Digital Decluttering to Create More Bliss

Tea and Digital Decluttering

One of the things that overwhelms me is clutter. I declutter regularly. My children are even getting in on it too and have reported that they feel so much better after a good declutter and they enjoy their space more.

One are that I struggle with, and you might too, is digital clutter. So I thought I would share some tips on Digital Decluttering so that you can create more bliss and spaciousness in your life!

Things You Can Do Immediately to Declutter your Digital Life Without Completely Disconnecting 

We need to be online, so we’re connected with our industry news and social contacts. Yet being online seems to diminish our attention spans and take over our private lives. It’s a common Catch-22 problem that needs to be addressed lest our brains become one with our computers (isn’t this the plot of a sci-fi movie already?).

You can approach this digital decluttering in a few different ways. 

To begin slowly, take a few of these tips below and start to implement them into your daily life.  Or start with one tip then move on to another one when you feel the first is complete. 

Or you can take the “cold turkey” approach and unplug from everything social (with the exception of work) and then add those elements that you truly enjoy back into your life, such as social media or favorite apps.
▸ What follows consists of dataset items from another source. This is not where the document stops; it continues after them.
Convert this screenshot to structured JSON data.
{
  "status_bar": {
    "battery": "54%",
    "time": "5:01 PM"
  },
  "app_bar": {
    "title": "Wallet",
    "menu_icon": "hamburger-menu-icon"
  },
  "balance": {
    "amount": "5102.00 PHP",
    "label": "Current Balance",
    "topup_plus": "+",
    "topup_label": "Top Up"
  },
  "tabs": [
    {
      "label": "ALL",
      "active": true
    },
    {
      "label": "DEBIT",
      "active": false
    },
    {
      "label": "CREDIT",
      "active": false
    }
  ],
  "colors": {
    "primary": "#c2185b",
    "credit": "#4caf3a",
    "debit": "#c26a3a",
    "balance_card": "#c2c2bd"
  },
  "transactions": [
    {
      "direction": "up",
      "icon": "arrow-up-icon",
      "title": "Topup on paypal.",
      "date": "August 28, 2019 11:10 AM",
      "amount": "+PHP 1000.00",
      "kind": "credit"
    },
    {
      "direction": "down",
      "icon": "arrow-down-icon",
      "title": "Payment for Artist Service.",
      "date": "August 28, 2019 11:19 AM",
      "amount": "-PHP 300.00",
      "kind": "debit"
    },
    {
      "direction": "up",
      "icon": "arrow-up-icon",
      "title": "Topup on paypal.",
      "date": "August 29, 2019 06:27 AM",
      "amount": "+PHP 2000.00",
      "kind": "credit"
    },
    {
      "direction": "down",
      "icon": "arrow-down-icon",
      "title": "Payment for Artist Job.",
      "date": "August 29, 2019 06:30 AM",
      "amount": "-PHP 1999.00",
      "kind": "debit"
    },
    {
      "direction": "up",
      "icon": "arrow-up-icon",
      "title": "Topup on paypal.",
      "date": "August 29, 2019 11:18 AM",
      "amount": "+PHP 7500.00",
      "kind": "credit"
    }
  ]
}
No matter your approach, take time to evaluate just how distracted you are with your digital clutter and analyze how you can regain some of your free time by eliminating extra work.

Top Tips for Digital Decluttering

  • Embrace time blocking strategies. Set aside blocks of time for checking emails, social media, and working with clients. You’ll be more productive when focused on just one task at a time.
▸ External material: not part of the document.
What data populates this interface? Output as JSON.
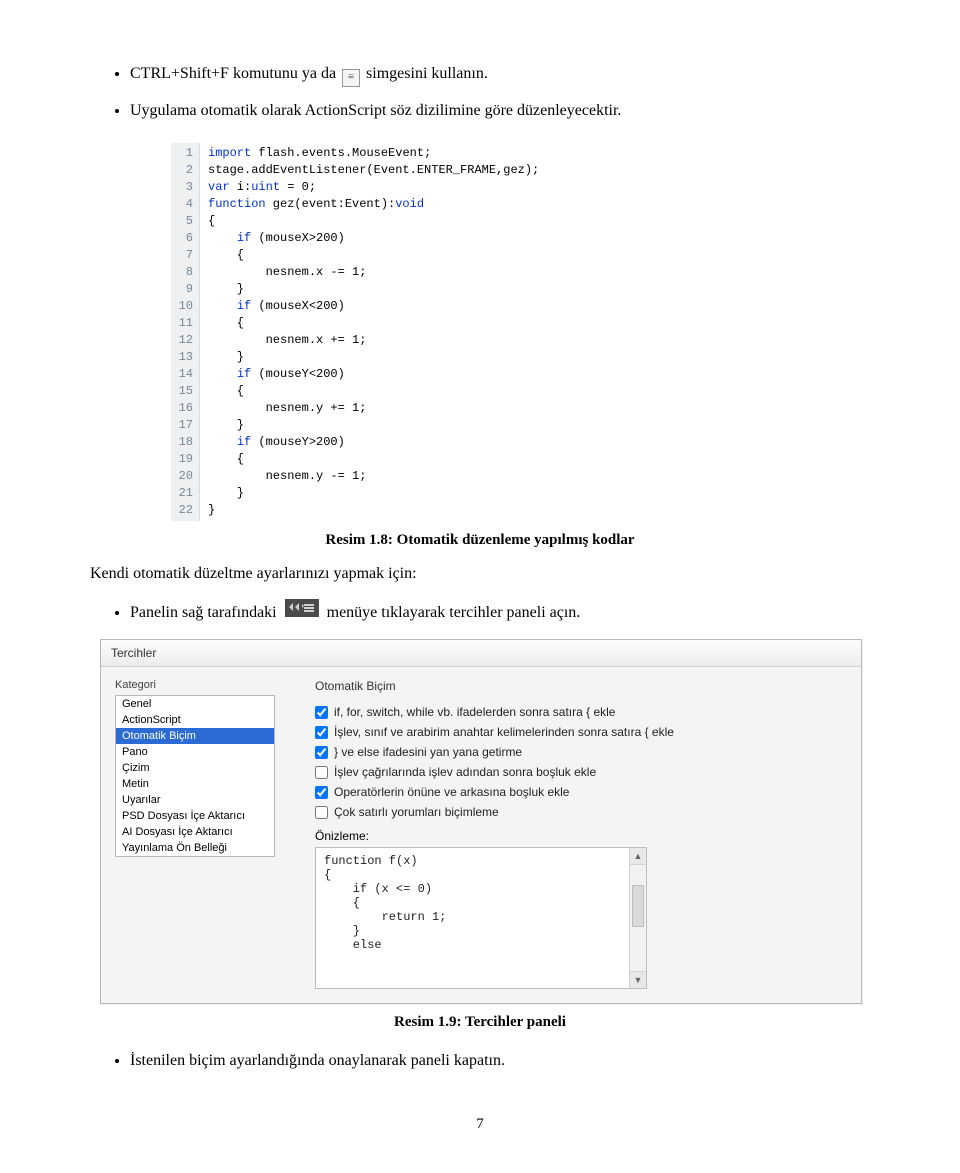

  • Turn off notifications. Those chimes are nothing more than distractions that are pulling you away from your work or your family and friends. Whatever is causing the distraction will still be there; just deal with it in your own time frame.

  • Deep clean your list of followers on social media. Do you know these “friends” in real life? Are they business associates? Have you ever interacted with them online? Be smart with your social followings and unfriend anyone you don’t know. If you’re willing to form a relationship with these people, keep them and start engaging for a set period of time. Without the engagement, you’re basically sharing information (some of it personal) with a bunch of strangers.

  • Declutter your email. Gmail makes life easier with their tabs and their labels system, but you still need to implement processes to keep that inbox manageable. Set up filters to send certain types of messages straight into folders and remember to check those folders daily.

  • Implement a “touch it or trash it” system for your email. Look at your emails and then decide if you need to: take action, save it, or trash it. No clicking out of the message and letting it sit in your inbox indefinitely. Take an action right there by answering the email, putting it in a digital folder, or deleting it.

  • Clear out the photos from your phone on a weekly or monthly basis. How many people do you know who have lost precious photos when they dropped or lost their phones? Backup those photos to the cloud automatically on a regular schedule. Not only will those memories be saved but you’ll also free up enormous amounts of space on your phone.

  • Unplug for the weekend. Your business will survive, and your body will thank you for the decrease in stimuli. Go one step further and unplug every evening so you can focus on your family, relax with a new hobby, or simply learn how to decompress and enjoy the quiet.

  • Avoid using electronics before bedtime. Your brain needs time to slow down and decompress, especially after a stressful day. Even on regular days your brain is overloaded with the constant stimuli from your computer and your phone; plus, the blue light rays can affect your sleep patterns, making you feel tired in the morning instead of well-rested. Shut them off at least one hour before bed. Read a book, meditate, or listen to calming music instead.

  • Set a limit on the number of browser tabs you open. Just because your computer CAN open 25 tabs at once doesn’t mean it should! You’ll likely find your computer working more slowly or even crashing from the strain of having so many browser windows open. Limit yourself to 4-5 tabs to limit distractions and then close them up when your task is complete. If you’re afraid of forgetting the URLs for closed tabs, bookmark them in your browser or save them in a notepad file for later use.

  • Eliminate any subscriptions you don’t use or find value in anymore. Search through your PayPal account for business-type subscriptions. Some subscriptions you can’t do without – like your web hosting – but no doubt you’ll find others to membership groups that you’ve forgotten about or simply don’t participate in any longer. Just hit that cancel button, with no regrets. If you forgot about a subscription, then it holds no value.

Take your time going through these steps. There’s no right or wrong way to approach this list; if necessary, close your eyes and point to the tip you want to complete first. Completing these steps sooner than later is better, only because digital clutter will impact your productivity, but don’t feel like you have to complete one task each day.

Once you’ve made a dent in these digital tips, convert them to your physical life and start decluttering. Do you have a system for dealing with junk mail or coupons? Are your photos organized in one place? Do you delegate tasks to your family members or outsource to a cleaning service or meal planning service? 

Document your progress in a journal or with a close friend. Soon you’ll be organized, and you’ll feel the energy in your home change from frenetic to calm.